Düsseldorf Pures Gold bei Bruckner

Düsseldorf · London Philharmonic Orchestra gastierte in der Düsseldorfer Tonhalle.

"Gimme five" nach Bruckners Vierter. Diese Geste des Abklatschens zwischen dem Mann an der Klarinette und dem Solohornisten des London Philharmonic Orchestra, aufgeschnappt nach getaner Arbeit in den Katakomben der Düsseldorfer Tonhalle, zeugt vom Sportsgeist der Vorzeige-Musiker von der Insel. Und es gab allen Grund zur Selbstzufriedenheit im Instrumentalisten-Team. Denn erstens hatte Mr. Solohorn bei allem Wohlklang nicht einmal gekiekst bei seinem absturzgefährdeten Job, zweitens hatte der vom Dirigenten Robin Ticciati geleitete Klangkörper einen Bruckner hingelegt, der das Publikum regelrecht euphorisierte.

Nun ist Bruckners "Romantische" weit mehr als das ohrwurmtaugliche Horn-Quintenmotiv des Kopfsatzes: Das 70-Minuten-Werk stellt Musiker wie Zuhörer vor anspruchsvollste Aufgaben. Dieses ewige Scheitern, dieses Rackern am Material, jene Augenblicke der Heiligkeit und Schönheit, die harmonischen Treibsand-Strudel und verzweifelten Nachlaufenspiele - all das will in großer Geste gebändigt, zusammengehalten, gedeutet sein. Ticciati, Chef des Scottish Chamber Orchestra und der Glyndebourne Festival Opera, lächelt zunächst dazu, pflegt fast smarte Handweisungen, um dem Orchester den Weg durch die Partitur zu zeigen. Hören können die Jungs nämlich selbst, da muss keine große Geste die Posaunen-Fraktion aufspießen, wenn wieder einer dieser Choräle das Tonhallengewölbe mit purem Gold füllt; da müssen keine Geigen gemaßregelt werden, damit man das Fagott versteht; überhaupt ist Transparenz im LPO selbstverständliches Handwerk. Das Holz: eine Pracht. Die Streicher: reinstes Tönen. Das Blech: ein Fest. Und Ticciati gebietet mit seinen 33 Jahren souverän über ein Werk mit all seinen Verwerfungen und dynamischen Extremen, dass selbst erfahrene Kollegen den Hut ziehen.

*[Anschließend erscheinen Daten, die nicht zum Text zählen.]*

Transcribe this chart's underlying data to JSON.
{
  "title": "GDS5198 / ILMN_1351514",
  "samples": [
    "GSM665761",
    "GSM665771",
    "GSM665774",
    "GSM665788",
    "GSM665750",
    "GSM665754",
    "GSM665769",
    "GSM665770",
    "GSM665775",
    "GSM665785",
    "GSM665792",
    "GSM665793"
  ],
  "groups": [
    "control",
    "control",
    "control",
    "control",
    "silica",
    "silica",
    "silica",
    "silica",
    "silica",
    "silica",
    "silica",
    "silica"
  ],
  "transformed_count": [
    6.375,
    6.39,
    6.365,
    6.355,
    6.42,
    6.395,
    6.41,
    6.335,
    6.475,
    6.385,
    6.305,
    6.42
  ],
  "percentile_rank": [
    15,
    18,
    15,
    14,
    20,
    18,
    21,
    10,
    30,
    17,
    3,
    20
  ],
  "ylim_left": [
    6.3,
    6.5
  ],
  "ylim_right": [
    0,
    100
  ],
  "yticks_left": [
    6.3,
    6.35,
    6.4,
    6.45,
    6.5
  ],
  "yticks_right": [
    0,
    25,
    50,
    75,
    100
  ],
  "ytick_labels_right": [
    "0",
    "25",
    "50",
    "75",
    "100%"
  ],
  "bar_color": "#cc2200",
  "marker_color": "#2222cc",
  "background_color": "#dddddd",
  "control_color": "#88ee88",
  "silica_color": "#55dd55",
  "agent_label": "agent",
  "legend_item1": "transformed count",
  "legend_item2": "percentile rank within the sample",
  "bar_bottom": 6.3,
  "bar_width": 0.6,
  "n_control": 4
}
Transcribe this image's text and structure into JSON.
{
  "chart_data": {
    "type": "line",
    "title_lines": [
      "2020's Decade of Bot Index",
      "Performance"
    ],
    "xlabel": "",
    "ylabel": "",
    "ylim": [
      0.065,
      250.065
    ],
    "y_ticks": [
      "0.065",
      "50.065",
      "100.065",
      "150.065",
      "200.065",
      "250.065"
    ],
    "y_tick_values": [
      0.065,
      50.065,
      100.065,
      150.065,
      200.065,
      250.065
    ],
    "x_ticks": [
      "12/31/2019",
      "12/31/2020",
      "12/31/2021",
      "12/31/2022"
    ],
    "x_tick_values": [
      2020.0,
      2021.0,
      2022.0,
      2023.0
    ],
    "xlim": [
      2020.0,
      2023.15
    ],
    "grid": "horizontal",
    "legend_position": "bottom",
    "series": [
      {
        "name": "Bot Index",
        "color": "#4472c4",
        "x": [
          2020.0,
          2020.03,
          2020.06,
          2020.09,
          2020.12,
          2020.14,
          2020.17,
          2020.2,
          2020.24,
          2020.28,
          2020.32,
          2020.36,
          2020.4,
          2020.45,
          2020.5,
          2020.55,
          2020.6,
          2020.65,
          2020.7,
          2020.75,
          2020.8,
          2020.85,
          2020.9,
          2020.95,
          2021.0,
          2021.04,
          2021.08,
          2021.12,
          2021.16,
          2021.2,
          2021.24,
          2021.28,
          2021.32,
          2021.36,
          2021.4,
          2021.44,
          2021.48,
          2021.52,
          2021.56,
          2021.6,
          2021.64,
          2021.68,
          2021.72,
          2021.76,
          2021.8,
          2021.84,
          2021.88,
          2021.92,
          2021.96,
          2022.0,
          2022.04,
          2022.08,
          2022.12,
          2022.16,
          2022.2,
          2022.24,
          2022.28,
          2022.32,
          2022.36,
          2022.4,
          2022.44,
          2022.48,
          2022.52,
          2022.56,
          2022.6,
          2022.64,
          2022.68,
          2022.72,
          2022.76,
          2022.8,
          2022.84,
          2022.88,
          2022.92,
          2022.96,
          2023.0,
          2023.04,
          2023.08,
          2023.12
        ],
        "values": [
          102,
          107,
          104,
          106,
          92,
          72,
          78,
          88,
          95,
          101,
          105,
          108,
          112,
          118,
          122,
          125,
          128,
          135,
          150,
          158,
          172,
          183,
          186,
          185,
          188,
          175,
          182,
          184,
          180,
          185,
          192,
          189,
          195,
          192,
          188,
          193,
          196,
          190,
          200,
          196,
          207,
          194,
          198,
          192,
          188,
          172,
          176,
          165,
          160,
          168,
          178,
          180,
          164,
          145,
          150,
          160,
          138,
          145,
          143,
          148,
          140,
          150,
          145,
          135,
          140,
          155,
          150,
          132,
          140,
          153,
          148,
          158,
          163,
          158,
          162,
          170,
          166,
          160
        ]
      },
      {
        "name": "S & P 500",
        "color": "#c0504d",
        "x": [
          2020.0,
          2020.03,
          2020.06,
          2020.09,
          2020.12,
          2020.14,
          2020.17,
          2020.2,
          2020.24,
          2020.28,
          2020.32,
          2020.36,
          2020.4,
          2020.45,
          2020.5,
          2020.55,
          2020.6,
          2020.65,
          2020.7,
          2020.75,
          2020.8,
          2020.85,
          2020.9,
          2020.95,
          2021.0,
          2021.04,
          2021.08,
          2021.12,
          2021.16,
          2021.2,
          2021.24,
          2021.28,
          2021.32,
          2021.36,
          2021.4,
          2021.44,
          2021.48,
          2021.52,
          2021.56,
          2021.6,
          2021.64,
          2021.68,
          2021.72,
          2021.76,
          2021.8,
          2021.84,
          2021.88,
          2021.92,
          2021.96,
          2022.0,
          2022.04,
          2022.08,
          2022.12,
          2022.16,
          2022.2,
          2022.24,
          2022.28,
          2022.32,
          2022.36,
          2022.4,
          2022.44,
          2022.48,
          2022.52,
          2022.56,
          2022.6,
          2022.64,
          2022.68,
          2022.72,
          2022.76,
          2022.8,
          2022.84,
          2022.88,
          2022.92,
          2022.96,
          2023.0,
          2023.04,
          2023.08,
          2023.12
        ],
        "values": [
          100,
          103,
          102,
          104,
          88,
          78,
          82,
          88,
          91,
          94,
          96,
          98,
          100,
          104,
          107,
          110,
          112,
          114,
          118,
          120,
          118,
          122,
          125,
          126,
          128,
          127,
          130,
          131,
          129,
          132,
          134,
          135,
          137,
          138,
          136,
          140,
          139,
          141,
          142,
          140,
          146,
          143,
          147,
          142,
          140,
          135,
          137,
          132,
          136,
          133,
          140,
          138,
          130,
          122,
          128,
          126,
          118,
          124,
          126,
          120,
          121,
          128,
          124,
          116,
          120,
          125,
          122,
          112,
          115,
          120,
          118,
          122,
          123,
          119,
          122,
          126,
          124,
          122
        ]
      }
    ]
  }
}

Vor der Pause das Mendelssohn-Konzert mit Christian Tetzlaff. Der deutsche Geiger ist schon 50, kennt das populäre Werk sicher rauf wie runter. Und richtet sein Augenmerk vielleicht deshalb auf einige wenige pikant intime Momente: Den Übergang zum 2. Thema im ersten Satz etwa, jenes Zögern vor der großen Kantilene, dehnt er in fast unhörbarem Pianissimo zur kleinen Ewigkeit. Tetzlaffs Bogentechnik und sein Ton sind anbetungswürdig. Sein Zugabe-Bach ist Ausbund schwingender Polyphonie.